In its latest consumer price index (CPI) report released Monday, Statistics Canada said the temporary sales tax exemption, which ended on Feb. 15, 2025, “resulted in monthly price increases for affected products in that month, which put downward pressure on year-over-year price change in February 2026.”
Economists had expected an inflation rate of 1.9 per cent.
Even with deceleration from the base-year effect, the price of food purchased from restaurants rose 7.8 per cent year-over-year, while alcoholic beverages served in licensed establishments climbed 6.8 per cent and toys, games and hobby supplies (excluding video games) were up 5.4 per cent.
Prices for food purchased from stores rose 4.1 per cent compared to a year earlier, down from 4.8 per cent in January. The slowdown was broad-based but “modest” and driven by a deceleration in prices for fresh or frozen beef, which rose 13.9 per cent in February after increasing 18.8 per cent in January.
Statistics Canada noted that while growth slowed last month, grocery prices have risen more than 30 per cent over the last five years.

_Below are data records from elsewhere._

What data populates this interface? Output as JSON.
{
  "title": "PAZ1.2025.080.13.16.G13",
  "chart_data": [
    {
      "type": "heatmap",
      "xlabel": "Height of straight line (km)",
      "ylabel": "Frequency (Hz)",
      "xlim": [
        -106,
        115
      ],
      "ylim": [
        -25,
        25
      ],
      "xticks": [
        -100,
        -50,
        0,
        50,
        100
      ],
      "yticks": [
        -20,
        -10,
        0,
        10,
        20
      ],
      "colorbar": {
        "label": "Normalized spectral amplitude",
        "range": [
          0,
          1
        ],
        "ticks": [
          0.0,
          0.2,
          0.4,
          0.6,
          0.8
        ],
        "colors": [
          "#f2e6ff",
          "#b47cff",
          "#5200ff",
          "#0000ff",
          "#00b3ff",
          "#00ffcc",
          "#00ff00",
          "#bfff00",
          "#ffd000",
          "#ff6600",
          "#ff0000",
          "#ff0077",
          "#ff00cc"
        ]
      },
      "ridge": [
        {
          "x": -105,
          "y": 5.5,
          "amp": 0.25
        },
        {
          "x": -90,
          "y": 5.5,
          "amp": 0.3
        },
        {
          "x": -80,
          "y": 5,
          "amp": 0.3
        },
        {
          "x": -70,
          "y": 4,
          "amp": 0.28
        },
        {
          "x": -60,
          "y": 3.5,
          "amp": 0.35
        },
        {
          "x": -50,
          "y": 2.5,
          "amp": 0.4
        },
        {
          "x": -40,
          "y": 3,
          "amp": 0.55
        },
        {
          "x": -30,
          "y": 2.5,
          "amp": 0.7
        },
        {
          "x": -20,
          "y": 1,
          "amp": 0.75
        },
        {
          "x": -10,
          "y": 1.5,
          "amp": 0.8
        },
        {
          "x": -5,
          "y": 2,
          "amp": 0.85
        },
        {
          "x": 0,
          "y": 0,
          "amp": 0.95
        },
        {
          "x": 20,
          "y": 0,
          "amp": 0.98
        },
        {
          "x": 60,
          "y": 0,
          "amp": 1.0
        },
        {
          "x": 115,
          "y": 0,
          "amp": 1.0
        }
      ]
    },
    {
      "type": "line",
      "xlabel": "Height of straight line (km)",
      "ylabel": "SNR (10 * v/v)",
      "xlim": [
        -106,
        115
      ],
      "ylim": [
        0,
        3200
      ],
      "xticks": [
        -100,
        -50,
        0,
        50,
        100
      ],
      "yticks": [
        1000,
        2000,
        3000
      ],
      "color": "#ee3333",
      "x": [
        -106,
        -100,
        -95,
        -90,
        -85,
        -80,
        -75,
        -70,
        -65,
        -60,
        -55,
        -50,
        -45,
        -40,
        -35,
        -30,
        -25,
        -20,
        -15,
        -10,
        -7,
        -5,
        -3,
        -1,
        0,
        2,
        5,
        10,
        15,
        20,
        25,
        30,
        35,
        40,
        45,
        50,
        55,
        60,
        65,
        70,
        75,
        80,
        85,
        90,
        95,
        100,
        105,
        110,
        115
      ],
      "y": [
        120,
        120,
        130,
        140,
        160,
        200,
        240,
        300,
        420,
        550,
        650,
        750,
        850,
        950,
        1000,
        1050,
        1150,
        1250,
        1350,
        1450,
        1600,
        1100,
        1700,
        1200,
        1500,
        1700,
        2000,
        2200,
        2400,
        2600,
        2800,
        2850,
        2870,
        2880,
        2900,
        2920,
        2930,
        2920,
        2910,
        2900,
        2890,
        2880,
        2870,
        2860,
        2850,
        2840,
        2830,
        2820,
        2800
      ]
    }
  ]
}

Excluding the effect of the GST/HST holiday, the CPI rose 1.9 per cent in February compared to a year earlier.
The agency also said year-over-year declines in a range of indexes contributed to downward pressure last month, including homeowners’ replacement cost, other owned accommodation expenses and travel tours.
Claire Fan, senior economist at Royal Bank of Canada, said in a note that CPI-median and CPI-trim offer “clearer reads” because they exclude volatile monthly swings and indirect tax changes. Both measures rose 2.3 per cent in February and have cooled off in recent months after reaching 3.1 per cent in September.
“While the moderation in those core CPI measures is welcome as it suggests easing demand-driven inflation pressure, Canadian households continue to face supply-side headwinds, particularly in grocery items like beef and coffee where production disruptions from adverse weather take time to resolve,” Fan said.
The removal of the consumer carbon tax in April 2025 continued to affect Gasoline prices , which fell 14.2 per cent in February. The smaller year-over-year decline from January’s 16.7 per cent was due to the price of crude oil climbing in the lead-up to the war in Iran and supply disruptions in some producer countries.
Leslie Preston, managing director and senior economist at Toronto-Dominion Bank, said in a note that Canada’s cooling inflation is “backward looking” now that gas prices have spiked in the wake of the U.S.-Israel war with Iran.
“We expect higher energy costs will lift headline inflation close to three per cent in the months ahead, but the effect on the Bank of Canada’s core measures should be more modest,” Preston said in a note. “Core inflation is expected to stay reasonably close to the two per cent target on a year-on-year basis this year.”
The latest data comes two days before the Bank of Canada releases its next interest rate decision. The central bank maintained its benchmark interest rate at 2.25 per cent for the third time in a row at its last announcement on Jan. 28, and economists expect another pause on March 18.
“We don’t expect the Bank of Canada to rush to respond, until gaining more clarity on the scope, duration, and growth-inflation trade-off of the current shock,” said Fan.